# Scenario 2

## Step 1: Create the datasets using Python

In [None]:
from google.cloud import bigquery
from google.cloud.exceptions import NotFound

client = bigquery.Client()

datasets_name = ['raw_bikesharing','dwh_bikesharing','dm_bikesharing']
location = 'US'

def create_bigquery_dataset(dataset_name):
    """Create bigquery dataset. Check first if the dataset exists
        Args:
            dataset_name: String
    """

    dataset_id = "{}.{}".format(client.project, dataset_name)
    try:
        client.get_dataset(dataset_id)
        print("Dataset {} already exists".format(dataset_id))
    except NotFound:
        dataset = bigquery.Dataset(dataset_id)
        dataset.location = location
        dataset = client.create_dataset(dataset, timeout=30)  # Make an API request.
        print("Created dataset {}.{}".format(client.project, dataset.dataset_id))

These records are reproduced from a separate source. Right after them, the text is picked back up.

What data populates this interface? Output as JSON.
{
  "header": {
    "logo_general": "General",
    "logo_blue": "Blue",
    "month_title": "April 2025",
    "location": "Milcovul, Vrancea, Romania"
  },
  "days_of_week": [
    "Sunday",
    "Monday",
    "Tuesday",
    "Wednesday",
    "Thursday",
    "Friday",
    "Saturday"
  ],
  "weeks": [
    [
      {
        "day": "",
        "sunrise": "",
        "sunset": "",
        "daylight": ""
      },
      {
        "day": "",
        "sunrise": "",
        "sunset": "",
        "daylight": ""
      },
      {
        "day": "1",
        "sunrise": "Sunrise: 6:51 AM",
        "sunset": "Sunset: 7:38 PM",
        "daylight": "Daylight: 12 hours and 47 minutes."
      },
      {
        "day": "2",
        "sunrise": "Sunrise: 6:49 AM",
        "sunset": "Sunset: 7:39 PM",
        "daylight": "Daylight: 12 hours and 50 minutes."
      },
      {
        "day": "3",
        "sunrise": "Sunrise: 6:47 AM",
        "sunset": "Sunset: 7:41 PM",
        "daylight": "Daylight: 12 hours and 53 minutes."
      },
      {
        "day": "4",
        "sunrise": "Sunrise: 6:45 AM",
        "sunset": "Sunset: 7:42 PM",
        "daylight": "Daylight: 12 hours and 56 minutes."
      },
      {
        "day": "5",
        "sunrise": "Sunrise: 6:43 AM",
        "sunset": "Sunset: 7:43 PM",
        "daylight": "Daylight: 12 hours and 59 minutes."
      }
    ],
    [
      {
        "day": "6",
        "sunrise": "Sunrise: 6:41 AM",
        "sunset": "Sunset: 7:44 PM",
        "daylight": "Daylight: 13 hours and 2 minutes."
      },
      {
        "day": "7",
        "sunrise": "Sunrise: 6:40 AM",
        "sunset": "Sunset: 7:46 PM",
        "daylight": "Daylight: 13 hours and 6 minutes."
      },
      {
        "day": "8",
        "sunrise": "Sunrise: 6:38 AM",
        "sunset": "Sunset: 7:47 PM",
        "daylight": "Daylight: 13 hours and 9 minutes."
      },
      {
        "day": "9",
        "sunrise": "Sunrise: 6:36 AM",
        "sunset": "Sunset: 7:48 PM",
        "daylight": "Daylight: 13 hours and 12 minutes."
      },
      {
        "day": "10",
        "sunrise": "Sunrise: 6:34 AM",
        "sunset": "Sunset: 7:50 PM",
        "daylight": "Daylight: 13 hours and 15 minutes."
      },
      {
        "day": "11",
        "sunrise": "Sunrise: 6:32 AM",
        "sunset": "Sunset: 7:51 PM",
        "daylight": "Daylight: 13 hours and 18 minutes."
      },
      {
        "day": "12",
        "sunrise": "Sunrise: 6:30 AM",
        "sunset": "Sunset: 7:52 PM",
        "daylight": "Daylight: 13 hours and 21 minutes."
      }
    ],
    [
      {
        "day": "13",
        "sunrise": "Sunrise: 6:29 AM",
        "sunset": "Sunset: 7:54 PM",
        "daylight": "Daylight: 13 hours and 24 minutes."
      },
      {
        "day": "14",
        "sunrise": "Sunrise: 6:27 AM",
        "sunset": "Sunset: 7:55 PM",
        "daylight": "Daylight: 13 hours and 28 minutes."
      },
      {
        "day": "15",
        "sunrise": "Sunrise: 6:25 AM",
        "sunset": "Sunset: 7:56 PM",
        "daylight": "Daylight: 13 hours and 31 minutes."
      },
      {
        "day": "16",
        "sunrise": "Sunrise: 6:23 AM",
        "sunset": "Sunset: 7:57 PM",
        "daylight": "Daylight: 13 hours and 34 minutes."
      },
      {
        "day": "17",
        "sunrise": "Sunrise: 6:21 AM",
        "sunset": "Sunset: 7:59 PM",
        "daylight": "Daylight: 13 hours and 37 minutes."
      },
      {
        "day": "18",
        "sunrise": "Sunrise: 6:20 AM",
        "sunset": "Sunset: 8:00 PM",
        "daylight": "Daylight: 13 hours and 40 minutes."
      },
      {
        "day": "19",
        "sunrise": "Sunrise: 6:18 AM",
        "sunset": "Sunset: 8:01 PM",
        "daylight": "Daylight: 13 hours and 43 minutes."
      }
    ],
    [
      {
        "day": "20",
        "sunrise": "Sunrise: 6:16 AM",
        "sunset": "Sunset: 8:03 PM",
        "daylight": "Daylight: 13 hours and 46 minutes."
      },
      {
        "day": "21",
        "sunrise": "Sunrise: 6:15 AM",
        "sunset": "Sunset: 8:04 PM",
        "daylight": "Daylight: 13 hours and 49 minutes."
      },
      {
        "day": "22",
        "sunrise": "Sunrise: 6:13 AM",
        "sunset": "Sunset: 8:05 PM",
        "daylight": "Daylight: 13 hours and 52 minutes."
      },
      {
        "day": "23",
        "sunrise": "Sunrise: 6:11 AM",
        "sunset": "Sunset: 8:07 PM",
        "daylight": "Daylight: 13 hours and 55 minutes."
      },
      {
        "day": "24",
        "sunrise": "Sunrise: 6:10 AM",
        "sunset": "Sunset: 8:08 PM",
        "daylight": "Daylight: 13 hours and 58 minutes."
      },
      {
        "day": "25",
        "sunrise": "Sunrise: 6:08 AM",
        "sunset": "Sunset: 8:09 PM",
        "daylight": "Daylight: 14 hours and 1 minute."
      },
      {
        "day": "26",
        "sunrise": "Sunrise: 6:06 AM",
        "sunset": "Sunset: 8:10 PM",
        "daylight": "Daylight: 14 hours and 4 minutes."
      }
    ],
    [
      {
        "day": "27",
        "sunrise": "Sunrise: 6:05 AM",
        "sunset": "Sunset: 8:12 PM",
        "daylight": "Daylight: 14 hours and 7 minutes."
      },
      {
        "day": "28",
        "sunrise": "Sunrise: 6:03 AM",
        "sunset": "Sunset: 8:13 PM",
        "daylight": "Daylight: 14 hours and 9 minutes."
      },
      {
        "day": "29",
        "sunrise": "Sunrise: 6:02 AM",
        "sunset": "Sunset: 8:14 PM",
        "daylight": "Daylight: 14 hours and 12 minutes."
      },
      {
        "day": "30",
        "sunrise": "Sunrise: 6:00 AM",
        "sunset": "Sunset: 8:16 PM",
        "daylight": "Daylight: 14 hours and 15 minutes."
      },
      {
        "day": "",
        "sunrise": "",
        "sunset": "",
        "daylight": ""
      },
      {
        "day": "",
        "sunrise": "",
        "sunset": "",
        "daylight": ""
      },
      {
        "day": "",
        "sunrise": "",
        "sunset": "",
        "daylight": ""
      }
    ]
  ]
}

for name in datasets_name:
    create_bigquery_dataset(name)

## Step 2a: Initial loading of the trips table into BigQuery

In [None]:
from google.cloud import bigquery

# TODO : Change to your project id
PROJECT_ID = "sparsh-data-eng-on-gcp"
GCS_URI = "gs://{}-data-bucket/data/trips/20180101/*.json".format(
    project_id)
# This uri for load data from 2018-01-02
#GCS_URI = "gs://{}-data-bucket/data/trips/20180102/*.json".format(project_id)
TABLE_ID = "{}.raw_bikesharing.trips".format(PROJECT_ID)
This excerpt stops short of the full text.